The Social Care Navigation Practicum is a three-credit course that trains students how to integrate social care into the delivery of health care by collaborating with Cayuga Health and embedding trained students (either virtually or in person) into the care delivery pathway as care extenders and resource navigators who will connect patients to local CBOs. Students receive training in HRSN-screening best practices, integrating social screening into electronic health records, care coordination and care delivery documentation, database management, cultural competency and principles of complex care management such as meeting patients where they are, trust-building and understanding complex interactions between structural racism, poverty, social drivers of health and health inequities.
Supported by readings, lectures, guest presenters, interactive roleplaying, reflection and training in and access to Cayuga Health’s CBO referral and navigation database, students will develop skills to work collaboratively with patients, participating clinician practices, community health workers and not-for-profit organizations to provide social care navigation to patients to improve health outcomes and health equity of Tompkins county residents.
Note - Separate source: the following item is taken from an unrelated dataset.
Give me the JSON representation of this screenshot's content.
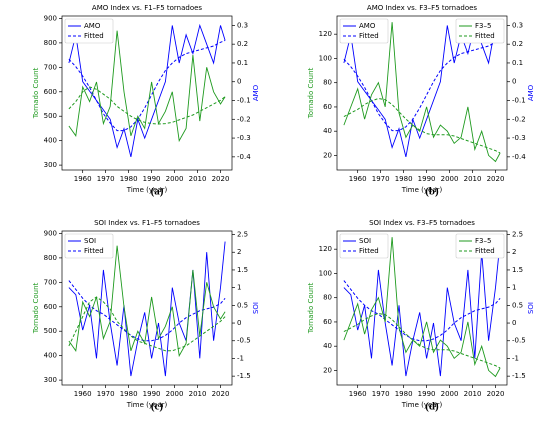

Students who successfully complete the course will have an opportunity to be hired as patient navigators by the local health system over the summer and beyond.
The course is co-taught by Engaged Faculty Fellow Julie Carmalt and Grace Parker Zielinski, MEd, community health coordinator, Cornell Cooperative Extension of Tompkins County who created the program in partnership with Cayuga Health. Carmalt aims to help scale up the initiative and increase the number of students participating in community-engaged learning while meeting an unmet community need.